Dans l'hypothèse où l'accusé comparaît détenu, il était en revanche envisagé de maintenir le principe selon lequel l'arrêt vaut titre de détention. Si l'accusé a été placé en détention provisoire, il paraît en effet logique de l'incarcérer à l'issue de l'audience s'il est condamné à une peine privative de liberté.
Le problème tient à la modification introduite par l'Assemblée nationale, qui a restreint l'application de ce principe à l'hypothèse d'une condamnation à une peine de réclusion criminelle. Plus rien n'est prévu, en revanche, dans le cas où l'accusé qui comparaissait détenu est condamné à une peine d'emprisonnement de nature correctionnelle, c'est-à-dire à une peine inférieure à dix ans d'emprisonnement.
Une lecture littérale de l'article 367 du code de procédure pénale pourrait conduire à libérer l'accusé qui était jusqu'alors placé en détention provisoire, alors que celui-ci vient d'être condamné à une peine de prison ferme. Une telle solution n'est ni cohérente ni conforme à l'intention du législateur.
D'après les informations que j'ai recueillies au cours des auditions, cette malfaçon législative n'a pas entraîné à ce jour de conséquence fâcheuse. Aucune libération inopportune n'est à déplorer, et aucun contentieux contestant une mesure d'incarcération n'a été recensé.
Le 25 février dernier, le Gouvernement a pris un décret qui a clarifié les règles applicables, en rappelant que l'accusé qui est détenu au moment où l'arrêt est rendu et qui est condamné à une peine d'emprisonnement ferme doit être incarcéré.
Cette disposition est cependant fragile juridiquement, puisque la procédure pénale relève en principe du domaine de la loi.
C'est la raison pour laquelle je vous invite à adopter la proposition de loi que nous examinons ce soir, en espérant que celle-ci sera inscrite rapidement à l'ordre du jour de l'Assemblée nationale.
J'indique pour terminer que la commission des lois a adopté, en accord avec l'auteur de la proposition de loi, deux amendements.
Le premier vise à proposer une rédaction plus concise du texte.
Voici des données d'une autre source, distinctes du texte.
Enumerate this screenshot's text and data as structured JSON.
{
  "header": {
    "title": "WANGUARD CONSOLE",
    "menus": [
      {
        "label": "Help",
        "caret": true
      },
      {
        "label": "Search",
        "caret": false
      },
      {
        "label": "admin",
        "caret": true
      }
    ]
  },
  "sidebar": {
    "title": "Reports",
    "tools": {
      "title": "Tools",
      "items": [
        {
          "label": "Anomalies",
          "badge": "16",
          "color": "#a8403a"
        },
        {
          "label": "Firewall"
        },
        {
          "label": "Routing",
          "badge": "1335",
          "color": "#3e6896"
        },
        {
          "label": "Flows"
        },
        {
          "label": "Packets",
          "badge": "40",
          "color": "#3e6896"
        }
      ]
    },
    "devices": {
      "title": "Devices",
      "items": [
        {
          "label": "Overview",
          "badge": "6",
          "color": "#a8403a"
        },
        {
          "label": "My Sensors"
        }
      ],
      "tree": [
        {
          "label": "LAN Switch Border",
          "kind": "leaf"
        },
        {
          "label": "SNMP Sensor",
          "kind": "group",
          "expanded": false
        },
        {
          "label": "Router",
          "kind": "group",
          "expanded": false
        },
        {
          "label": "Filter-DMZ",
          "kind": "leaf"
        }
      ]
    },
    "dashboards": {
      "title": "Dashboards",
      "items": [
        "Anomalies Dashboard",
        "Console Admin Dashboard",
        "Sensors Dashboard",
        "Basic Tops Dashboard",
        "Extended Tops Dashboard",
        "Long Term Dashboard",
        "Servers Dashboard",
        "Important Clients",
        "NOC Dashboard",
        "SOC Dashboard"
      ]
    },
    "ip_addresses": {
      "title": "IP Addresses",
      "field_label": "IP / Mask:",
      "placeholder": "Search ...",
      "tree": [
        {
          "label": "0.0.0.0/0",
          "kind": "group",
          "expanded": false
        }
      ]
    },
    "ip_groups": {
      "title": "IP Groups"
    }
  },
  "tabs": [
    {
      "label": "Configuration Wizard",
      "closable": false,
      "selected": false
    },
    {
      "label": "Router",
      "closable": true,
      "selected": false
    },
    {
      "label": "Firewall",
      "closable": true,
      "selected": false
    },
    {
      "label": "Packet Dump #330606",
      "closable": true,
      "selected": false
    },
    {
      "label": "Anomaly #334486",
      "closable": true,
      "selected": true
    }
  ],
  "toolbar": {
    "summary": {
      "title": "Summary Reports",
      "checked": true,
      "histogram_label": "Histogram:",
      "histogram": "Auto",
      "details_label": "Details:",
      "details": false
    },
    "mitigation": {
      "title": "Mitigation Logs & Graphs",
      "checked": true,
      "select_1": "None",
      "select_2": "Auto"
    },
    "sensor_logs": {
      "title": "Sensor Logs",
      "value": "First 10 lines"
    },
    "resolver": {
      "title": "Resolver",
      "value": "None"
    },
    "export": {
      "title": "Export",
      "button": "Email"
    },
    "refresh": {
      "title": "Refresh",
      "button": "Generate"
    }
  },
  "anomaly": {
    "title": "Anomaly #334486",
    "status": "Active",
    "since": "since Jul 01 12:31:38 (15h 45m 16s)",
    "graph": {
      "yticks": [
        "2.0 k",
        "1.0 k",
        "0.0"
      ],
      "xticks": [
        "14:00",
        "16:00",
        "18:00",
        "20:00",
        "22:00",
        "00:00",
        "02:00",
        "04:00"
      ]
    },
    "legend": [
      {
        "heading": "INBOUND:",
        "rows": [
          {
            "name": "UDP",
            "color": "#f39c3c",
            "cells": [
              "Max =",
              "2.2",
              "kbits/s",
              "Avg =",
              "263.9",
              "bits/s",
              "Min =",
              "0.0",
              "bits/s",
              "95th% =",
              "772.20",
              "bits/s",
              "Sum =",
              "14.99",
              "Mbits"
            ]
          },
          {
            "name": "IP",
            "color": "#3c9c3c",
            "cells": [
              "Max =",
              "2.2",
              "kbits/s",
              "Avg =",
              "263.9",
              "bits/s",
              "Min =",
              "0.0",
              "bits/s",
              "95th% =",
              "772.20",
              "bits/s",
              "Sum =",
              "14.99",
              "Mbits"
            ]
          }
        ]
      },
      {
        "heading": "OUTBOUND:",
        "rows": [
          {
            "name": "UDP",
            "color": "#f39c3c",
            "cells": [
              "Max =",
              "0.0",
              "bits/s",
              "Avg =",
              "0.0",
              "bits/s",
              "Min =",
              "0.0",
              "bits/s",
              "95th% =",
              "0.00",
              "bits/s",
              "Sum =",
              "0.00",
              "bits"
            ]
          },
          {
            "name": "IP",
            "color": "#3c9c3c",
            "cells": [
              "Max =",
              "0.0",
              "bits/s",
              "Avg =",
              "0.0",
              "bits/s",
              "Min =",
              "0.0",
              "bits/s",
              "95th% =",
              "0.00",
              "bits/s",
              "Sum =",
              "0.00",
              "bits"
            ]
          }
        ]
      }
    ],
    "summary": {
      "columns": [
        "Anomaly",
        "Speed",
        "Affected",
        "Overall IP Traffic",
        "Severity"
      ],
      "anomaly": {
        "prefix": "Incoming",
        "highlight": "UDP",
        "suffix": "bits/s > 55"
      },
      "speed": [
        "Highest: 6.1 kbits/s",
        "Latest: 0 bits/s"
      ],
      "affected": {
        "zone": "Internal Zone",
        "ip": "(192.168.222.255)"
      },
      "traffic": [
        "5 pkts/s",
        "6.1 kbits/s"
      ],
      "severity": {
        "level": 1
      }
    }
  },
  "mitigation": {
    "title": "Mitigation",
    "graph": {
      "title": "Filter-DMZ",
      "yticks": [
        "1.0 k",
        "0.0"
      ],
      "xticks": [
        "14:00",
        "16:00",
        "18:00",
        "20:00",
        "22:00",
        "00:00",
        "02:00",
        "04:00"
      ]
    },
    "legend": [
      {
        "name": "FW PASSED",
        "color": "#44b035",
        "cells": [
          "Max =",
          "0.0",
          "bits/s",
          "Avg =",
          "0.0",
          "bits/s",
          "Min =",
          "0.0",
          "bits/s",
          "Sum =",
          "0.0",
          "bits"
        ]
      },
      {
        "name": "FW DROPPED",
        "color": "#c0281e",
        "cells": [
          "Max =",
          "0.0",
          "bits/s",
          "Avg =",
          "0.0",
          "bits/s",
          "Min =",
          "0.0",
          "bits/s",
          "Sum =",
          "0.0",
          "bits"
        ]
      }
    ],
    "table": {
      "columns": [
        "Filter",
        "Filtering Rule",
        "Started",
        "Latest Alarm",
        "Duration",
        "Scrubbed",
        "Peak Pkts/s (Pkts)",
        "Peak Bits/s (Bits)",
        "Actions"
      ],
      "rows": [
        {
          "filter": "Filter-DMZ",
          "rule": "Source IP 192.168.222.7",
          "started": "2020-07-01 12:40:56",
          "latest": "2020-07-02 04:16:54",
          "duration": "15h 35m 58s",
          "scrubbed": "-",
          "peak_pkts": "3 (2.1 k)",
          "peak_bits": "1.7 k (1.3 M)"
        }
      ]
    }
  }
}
Les auteurs de la proposition de loi s'étaient inspirés de la rédaction du décret, qui énumère de manière très pédagogique toutes les hypothèses pouvant être rencontrées. Il nous a semblé préférable d'apporter une correction plus ponctuelle afin d'éviter que la loi soit redondante avec le décret.
Le second amendement tend à encadrer l'application du texte outre-mer.
Sous des dehors techniques, vous aurez compris, mes chers collègues, que ce texte a un objectif concret, puisqu'il s'agit d'éviter que des personnes condamnées, potentiellement dangereuses, soient remises en liberté de manière intempestive.
Je ne doute pas qu'il recevra pour cette raison un large soutien sur toutes les travées de notre assemblée. (Applaudissements sur les travées des groupes RDSE et RDPI. – Mme Agnès Canayer et M. Marc Laménie applaudissent également.)